As modern medicine continues to push back the gestational age at which prematurely born infants can reliably survive, pediatricians have worried about the effects of stimulating brains that are still 'under construction'. It turns out that,like adult brains, embryo brains also have neural circuitry that monitors the environment to selectively wake the brain up during important events.
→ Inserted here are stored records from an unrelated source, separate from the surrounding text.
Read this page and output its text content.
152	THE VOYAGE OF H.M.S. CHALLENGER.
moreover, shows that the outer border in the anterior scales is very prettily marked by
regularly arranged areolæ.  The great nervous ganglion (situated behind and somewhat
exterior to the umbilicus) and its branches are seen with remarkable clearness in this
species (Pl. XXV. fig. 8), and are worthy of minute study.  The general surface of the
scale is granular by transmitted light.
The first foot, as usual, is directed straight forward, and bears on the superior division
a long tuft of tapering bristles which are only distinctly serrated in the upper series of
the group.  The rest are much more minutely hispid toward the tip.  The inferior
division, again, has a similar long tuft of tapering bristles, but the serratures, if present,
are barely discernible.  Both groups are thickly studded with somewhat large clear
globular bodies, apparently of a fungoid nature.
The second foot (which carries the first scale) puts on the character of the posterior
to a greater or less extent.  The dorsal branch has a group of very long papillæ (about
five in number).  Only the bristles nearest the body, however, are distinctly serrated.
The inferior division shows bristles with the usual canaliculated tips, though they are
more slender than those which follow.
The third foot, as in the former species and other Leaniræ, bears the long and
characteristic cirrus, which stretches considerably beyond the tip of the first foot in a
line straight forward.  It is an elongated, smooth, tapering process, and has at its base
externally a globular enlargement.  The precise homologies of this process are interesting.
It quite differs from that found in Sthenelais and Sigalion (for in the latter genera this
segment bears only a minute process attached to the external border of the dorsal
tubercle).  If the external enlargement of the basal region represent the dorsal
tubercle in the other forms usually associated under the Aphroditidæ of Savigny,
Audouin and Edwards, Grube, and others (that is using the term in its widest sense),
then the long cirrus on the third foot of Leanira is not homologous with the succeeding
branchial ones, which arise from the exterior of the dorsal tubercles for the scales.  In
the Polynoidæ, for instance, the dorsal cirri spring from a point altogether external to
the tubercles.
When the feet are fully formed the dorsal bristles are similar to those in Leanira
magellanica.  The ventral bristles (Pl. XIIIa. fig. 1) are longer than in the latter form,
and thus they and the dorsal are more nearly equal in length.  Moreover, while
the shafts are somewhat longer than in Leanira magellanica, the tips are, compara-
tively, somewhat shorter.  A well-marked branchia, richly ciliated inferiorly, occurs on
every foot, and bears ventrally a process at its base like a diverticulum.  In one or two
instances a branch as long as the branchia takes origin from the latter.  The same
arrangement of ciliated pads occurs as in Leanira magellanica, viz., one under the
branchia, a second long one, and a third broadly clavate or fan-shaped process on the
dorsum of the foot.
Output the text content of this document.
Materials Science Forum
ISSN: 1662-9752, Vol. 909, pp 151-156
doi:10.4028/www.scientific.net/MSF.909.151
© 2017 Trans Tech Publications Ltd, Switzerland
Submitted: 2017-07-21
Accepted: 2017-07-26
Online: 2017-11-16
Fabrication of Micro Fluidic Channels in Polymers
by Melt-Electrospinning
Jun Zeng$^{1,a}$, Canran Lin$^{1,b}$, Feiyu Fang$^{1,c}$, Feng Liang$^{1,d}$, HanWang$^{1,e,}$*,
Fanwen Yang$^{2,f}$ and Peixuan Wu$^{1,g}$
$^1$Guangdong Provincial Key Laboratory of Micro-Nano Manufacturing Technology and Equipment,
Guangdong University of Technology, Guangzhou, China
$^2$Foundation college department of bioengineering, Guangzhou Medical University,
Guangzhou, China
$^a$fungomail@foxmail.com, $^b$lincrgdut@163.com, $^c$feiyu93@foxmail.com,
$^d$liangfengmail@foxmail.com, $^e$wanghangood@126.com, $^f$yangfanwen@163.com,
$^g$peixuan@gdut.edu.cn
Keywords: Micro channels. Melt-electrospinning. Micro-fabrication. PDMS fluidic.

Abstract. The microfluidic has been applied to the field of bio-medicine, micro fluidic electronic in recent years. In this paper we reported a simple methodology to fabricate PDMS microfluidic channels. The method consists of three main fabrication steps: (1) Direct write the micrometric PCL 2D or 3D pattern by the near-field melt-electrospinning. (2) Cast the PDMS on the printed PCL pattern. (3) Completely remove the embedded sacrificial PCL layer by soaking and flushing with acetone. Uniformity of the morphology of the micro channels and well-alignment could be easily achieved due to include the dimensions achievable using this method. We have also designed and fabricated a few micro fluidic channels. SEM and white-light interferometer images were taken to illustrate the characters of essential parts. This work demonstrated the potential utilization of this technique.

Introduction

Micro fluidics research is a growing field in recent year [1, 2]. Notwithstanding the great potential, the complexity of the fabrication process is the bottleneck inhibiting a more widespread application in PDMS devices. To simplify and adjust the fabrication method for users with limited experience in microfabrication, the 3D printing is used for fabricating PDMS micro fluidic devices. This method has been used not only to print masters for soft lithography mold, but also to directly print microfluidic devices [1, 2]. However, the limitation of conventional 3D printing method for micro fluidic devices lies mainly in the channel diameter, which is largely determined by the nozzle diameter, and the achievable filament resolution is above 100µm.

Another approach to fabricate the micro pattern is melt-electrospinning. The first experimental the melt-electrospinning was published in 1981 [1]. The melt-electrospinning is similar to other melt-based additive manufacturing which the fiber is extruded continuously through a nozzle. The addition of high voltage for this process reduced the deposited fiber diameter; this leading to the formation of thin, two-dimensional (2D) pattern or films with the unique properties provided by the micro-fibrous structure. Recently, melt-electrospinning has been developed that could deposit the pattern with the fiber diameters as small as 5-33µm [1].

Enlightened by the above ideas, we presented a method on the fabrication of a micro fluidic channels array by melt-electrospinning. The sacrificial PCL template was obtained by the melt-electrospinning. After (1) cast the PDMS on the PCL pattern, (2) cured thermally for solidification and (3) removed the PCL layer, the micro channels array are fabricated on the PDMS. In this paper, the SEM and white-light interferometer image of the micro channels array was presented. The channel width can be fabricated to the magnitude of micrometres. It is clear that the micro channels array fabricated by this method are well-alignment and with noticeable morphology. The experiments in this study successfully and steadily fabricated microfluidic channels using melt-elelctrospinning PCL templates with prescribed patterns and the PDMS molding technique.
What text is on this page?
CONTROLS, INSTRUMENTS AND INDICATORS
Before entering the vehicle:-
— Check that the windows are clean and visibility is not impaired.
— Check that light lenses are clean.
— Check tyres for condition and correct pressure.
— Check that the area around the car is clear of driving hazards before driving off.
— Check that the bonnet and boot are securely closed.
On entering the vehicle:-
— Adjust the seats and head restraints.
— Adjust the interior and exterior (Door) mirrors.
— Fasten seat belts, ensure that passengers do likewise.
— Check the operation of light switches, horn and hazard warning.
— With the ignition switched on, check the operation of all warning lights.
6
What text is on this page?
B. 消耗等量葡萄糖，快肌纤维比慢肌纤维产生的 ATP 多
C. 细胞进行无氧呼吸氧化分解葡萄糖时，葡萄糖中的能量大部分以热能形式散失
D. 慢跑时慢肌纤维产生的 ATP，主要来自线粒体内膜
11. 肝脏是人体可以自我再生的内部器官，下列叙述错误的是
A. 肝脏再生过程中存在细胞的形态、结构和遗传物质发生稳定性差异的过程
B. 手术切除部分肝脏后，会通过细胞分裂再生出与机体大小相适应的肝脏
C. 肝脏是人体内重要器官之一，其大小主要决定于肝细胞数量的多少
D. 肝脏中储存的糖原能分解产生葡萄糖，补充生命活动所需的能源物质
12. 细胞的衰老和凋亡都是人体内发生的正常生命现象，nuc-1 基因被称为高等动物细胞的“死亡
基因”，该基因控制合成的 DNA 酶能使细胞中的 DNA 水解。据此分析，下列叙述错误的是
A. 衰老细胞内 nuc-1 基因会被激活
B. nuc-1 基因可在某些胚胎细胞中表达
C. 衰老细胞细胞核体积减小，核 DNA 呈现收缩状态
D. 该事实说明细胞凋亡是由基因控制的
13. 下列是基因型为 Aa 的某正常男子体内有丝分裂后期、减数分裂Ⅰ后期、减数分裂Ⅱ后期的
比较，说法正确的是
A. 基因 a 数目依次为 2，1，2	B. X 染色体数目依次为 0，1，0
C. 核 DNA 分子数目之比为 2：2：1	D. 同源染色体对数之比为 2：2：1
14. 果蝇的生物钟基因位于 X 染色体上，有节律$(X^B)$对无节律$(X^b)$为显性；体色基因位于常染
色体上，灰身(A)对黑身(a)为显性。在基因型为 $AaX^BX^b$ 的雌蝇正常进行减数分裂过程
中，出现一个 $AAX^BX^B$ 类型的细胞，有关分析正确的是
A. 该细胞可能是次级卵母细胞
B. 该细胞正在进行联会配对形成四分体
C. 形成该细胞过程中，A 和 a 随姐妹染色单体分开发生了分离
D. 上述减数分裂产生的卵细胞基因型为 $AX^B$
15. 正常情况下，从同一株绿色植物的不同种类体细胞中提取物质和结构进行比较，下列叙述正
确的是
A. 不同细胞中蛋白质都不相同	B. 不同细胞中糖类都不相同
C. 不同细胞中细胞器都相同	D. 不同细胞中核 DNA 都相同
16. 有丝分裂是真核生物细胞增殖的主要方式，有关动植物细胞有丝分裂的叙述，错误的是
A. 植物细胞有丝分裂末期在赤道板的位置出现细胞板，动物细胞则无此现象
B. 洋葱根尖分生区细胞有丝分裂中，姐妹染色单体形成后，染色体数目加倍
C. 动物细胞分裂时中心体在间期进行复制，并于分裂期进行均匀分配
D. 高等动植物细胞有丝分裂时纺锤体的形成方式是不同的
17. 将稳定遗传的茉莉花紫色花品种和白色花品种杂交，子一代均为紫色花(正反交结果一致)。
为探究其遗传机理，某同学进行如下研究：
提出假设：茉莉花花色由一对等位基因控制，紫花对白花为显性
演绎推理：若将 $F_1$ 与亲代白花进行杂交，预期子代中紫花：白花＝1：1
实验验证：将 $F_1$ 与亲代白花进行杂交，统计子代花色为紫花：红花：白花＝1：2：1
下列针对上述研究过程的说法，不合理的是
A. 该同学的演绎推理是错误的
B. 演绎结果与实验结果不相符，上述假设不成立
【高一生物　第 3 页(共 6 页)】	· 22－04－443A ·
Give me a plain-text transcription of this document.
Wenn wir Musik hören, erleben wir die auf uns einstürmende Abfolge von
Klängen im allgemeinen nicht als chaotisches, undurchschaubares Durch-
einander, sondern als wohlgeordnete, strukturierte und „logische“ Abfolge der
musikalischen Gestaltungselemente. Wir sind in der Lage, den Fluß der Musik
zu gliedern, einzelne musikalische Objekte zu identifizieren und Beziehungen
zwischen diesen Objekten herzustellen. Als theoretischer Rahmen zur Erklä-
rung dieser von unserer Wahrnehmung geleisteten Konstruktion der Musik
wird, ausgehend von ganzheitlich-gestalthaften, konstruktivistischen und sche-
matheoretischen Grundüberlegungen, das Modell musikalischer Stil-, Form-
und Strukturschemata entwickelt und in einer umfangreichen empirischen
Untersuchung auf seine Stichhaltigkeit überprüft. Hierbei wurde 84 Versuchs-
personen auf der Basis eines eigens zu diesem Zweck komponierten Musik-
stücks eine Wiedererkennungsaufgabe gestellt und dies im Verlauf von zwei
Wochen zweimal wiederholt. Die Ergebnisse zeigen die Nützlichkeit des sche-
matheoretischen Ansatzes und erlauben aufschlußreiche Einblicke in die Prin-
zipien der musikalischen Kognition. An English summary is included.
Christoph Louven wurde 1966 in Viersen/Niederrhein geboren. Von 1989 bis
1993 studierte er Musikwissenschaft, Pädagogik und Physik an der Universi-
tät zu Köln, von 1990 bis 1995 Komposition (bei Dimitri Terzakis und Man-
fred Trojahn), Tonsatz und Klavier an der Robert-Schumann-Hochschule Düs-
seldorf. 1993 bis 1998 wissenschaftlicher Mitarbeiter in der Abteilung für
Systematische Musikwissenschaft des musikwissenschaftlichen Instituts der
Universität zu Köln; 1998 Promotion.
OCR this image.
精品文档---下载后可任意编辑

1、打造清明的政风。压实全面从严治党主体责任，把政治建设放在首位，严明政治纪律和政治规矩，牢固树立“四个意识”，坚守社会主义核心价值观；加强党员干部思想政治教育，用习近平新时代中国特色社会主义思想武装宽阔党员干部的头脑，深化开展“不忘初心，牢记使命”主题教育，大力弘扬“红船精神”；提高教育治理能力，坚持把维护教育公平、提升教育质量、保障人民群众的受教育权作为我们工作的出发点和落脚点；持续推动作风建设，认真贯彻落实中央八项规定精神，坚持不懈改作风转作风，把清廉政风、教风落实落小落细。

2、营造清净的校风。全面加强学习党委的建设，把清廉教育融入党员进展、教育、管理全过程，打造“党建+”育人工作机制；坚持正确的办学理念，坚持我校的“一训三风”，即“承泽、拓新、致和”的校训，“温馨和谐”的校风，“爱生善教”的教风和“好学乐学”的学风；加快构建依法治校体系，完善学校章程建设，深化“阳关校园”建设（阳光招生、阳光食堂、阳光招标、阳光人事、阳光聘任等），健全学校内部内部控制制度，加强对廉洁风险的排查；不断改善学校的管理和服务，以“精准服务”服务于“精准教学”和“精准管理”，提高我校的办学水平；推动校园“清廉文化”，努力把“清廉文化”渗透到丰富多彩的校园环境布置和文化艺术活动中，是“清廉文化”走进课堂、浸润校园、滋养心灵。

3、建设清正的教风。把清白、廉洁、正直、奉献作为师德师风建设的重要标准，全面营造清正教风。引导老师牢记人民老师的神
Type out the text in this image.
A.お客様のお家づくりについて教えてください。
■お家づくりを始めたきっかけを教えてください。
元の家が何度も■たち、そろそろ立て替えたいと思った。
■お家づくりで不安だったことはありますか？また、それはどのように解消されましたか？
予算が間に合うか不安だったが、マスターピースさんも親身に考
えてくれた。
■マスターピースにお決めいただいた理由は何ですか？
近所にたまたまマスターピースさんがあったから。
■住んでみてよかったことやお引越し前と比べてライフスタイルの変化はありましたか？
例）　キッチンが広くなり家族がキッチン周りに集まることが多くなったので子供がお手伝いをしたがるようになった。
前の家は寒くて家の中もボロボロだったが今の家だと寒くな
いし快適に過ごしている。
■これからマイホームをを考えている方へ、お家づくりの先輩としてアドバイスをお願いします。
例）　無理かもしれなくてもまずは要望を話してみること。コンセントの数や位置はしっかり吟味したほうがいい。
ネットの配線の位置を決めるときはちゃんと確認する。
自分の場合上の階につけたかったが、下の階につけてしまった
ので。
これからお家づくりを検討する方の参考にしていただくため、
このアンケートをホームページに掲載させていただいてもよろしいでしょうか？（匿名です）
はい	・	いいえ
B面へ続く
That waking-like brain activity appears in a latent but inducible state during the final 20 percent of embryonic life, the researchers found. At that point, sleep-like brain activity patterns also emerge. Before that major dividing line in development, the first 80 percent of embryonic life, "embryos are in a state that is neither like sleep nor waking," said Evan Balaban of McGill University. He suggests it may be useful to compare that state to what happens when people are comatose or under the influence of anesthesia.
The study was made possible by a new generation of molecular brain imagers developed by Balaban's coauthors Juan-José Vaquero and Manuel Desco at the Universidad Carlos III in Madrid. The machines can detect very small amounts of tracer molecules and pinpoint them to a tiny region of the brain - less than 3/100ths of an inch. The researchers said they were surprised to capture waking-like activity before birth. They were also surprised the embryo brains they observed showed considerable variation in activity.
X-ray computed-tomography image of the chicken embryo skeleton inside an egg, which shows the developmental stage, together with a positron emission tomography image showing nervous system activity in the brain. Balaban et al., report the activity in chicken embryo brains is inversely related to behavioral activity, with different sleep-like states emerging for the first time. Playing meaningful sounds selectively induced patterns of embryonic brain activity similar to awake, post-hatching animals. Image 3D rendering by Carmen García-Villalba. Credit: Balaban et al. Current Biology
Before the emergence of sleep and waking patterns of brain activity, the chick embryos in their study exhibited lots of spontaneous movement, even as their higher-brain regions remained inactive. Once the chicks reached that 80 percent mark in development, higher-brain regions began crackling with activity. At the same time, those physical movements ceased as the embryos entered a sleep-like state.
"The last 30 percent of fetal brain development is a more interesting time than we previously thought, because it's when complex whole-brain functions that depend on coordination of widely separated brain areas first emerge," Balaban said. "Embryos begin to cycle through a variety of brain states and are even capable of showing waking-like brain activity."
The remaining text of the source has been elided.